Margaret und Hugh Coogan vermieten Gästezimmer mit Frühstück auf ihrer Farm in den Wicklow Mountains.

Land der Mauern

Ganz so romantisch wie Frau Coogan es sieht, geht es allerdings nicht mehr zu. Ackerbau betreiben die Coogans schon lange nicht mehr, weil es sich einfach nicht lohnt bei dem Wetter in Irland. „Das können die Bauern anderer EU-Länder billiger und besser“, erklärt Hugh Coogan beim Rundgang über seinen Hof die Spezialisierung des Betriebes auf Milchwirtschaft. Auch den Blumen- und Gemüsegarten hat Frau Coogan aufgegeben: Ihre vier Kinder kennen als Herkunft von Karotten und Kartoffeln auch nur noch die Gemüsetheke im Supermarkt. Die Kyle Farm, die erst 1960 an die Strom- und Wasserversorgung angeschlossen wurde, hat die EU-Wirklichkeit längst eingeholt.

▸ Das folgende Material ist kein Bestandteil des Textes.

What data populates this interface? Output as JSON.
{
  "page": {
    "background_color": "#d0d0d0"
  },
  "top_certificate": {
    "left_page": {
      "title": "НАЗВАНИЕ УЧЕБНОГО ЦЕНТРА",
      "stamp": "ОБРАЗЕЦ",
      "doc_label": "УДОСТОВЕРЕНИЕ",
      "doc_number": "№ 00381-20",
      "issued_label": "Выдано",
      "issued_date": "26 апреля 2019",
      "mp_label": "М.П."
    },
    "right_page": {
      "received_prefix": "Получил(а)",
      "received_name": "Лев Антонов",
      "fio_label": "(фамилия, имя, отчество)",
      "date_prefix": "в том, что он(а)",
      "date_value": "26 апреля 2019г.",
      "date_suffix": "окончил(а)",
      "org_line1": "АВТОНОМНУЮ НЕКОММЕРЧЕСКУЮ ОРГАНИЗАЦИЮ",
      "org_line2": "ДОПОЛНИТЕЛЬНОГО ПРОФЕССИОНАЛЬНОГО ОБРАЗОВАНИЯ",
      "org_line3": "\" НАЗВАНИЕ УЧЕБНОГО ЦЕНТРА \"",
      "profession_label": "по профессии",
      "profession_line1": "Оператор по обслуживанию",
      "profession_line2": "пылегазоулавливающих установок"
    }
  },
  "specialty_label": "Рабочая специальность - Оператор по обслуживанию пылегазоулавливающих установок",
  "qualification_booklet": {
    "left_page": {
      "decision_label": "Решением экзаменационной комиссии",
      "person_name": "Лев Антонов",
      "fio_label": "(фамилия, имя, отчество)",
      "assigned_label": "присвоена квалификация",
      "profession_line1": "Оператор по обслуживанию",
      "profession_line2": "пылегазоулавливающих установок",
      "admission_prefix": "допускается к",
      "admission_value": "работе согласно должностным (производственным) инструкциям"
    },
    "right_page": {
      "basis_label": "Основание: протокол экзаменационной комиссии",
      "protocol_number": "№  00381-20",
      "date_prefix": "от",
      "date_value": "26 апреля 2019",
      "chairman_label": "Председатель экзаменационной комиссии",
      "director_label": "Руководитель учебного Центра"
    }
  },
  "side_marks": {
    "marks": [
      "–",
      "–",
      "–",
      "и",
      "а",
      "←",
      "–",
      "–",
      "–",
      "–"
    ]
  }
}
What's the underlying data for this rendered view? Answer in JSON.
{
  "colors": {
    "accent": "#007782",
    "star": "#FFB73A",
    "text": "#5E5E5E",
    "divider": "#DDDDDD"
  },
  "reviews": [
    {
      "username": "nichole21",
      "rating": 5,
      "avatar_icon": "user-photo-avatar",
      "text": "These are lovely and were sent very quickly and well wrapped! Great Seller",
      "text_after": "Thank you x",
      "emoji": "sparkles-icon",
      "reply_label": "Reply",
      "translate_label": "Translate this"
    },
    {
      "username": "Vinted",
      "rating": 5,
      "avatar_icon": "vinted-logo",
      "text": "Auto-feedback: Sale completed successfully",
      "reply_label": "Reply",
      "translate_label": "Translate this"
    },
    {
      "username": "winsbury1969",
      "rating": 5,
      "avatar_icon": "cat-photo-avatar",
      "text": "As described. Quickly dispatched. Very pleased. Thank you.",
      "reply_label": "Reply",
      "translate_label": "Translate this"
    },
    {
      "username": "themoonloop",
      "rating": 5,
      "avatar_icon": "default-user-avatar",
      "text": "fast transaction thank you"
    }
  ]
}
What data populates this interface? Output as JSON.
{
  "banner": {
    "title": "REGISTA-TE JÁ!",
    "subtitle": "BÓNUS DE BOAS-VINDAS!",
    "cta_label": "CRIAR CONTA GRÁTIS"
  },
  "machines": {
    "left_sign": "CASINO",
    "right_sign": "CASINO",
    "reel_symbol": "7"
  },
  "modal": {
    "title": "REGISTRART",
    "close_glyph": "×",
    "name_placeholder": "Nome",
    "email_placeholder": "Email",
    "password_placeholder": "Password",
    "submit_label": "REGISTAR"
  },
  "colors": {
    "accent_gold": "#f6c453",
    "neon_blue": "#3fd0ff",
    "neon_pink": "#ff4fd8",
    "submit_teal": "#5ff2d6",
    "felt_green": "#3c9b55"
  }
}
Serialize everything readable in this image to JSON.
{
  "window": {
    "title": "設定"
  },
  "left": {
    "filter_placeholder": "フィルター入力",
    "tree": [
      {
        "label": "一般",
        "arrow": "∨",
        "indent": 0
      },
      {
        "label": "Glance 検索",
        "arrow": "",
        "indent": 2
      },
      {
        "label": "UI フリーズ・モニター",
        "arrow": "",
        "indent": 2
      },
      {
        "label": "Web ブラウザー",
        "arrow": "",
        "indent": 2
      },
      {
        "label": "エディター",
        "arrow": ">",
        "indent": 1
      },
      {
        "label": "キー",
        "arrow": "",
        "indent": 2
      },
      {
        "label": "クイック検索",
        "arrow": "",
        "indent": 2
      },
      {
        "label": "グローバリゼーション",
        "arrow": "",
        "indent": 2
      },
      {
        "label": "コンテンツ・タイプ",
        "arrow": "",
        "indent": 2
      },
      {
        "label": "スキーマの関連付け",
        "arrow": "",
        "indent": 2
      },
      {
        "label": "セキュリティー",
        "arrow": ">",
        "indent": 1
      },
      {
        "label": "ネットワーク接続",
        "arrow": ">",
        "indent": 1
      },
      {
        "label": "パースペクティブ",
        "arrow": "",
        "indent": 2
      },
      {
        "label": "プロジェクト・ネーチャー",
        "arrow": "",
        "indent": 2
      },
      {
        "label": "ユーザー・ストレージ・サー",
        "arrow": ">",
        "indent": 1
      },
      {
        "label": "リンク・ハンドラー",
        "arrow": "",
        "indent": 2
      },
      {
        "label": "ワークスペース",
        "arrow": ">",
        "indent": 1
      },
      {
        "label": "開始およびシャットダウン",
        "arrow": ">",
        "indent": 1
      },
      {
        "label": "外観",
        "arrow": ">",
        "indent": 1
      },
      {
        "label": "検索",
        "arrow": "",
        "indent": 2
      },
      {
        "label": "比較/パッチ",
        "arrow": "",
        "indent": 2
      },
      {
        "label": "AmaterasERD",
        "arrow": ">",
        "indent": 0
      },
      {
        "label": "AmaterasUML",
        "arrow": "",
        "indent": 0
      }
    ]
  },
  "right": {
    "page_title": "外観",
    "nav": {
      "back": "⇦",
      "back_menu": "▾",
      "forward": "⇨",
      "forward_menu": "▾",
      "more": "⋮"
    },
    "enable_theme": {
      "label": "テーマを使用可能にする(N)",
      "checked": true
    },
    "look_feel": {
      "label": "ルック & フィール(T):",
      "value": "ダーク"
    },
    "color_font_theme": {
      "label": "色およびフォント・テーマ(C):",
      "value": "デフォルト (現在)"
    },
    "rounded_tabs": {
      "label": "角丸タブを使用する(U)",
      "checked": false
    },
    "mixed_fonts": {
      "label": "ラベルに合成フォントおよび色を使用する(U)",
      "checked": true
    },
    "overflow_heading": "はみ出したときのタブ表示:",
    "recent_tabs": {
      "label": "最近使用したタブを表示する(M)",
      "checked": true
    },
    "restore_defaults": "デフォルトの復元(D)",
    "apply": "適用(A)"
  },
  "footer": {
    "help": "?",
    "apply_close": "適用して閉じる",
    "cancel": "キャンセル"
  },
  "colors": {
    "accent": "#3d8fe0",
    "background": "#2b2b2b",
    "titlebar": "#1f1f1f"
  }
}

Über Land schlängeln sich die von Büschen und grünen Hecken gesäumten engen Straßen an einsamen Höfen entlang von Dorf zu Dorf. Kommt die Sonne zwischen den Wolken hervor, leuchten gelb die Ginsterhecken. Aus losen Feldsteinen aufgeschichtete Mauern begrenzen die Weiden und Wege. Ideales Terrain zum Radfahren eigentlich. Doch die Kinder der Coogans werden mit dem Auto in die sieben Kilometer entfernte Schule, zum Sport oder zu Freunden gefahren. „Der Verkehr ist einfach zu gefährlich“, begründet Frau Coogan das Radfahrverbot. „Die Straßen sind noch romantisch eng wie zu unserer Kindheit, erklärt sie das Dilemma, „die Autos und Lastwagen fahren aber gemessen an den unübersichtichen Wegen viel zu schnell.“

Die Nationalstraßen Richtung Hauptstadt sind bereits alle neu ausgebaut. An vielen Abfahrten und innerhalb der Ortschaften wird gebaut. Die Iren haben Nachholbedarf und teeren sich mit EU-Zuschüssen in die Moderne. Auch hier ist das Land im 21. Jahrhundert angekommen.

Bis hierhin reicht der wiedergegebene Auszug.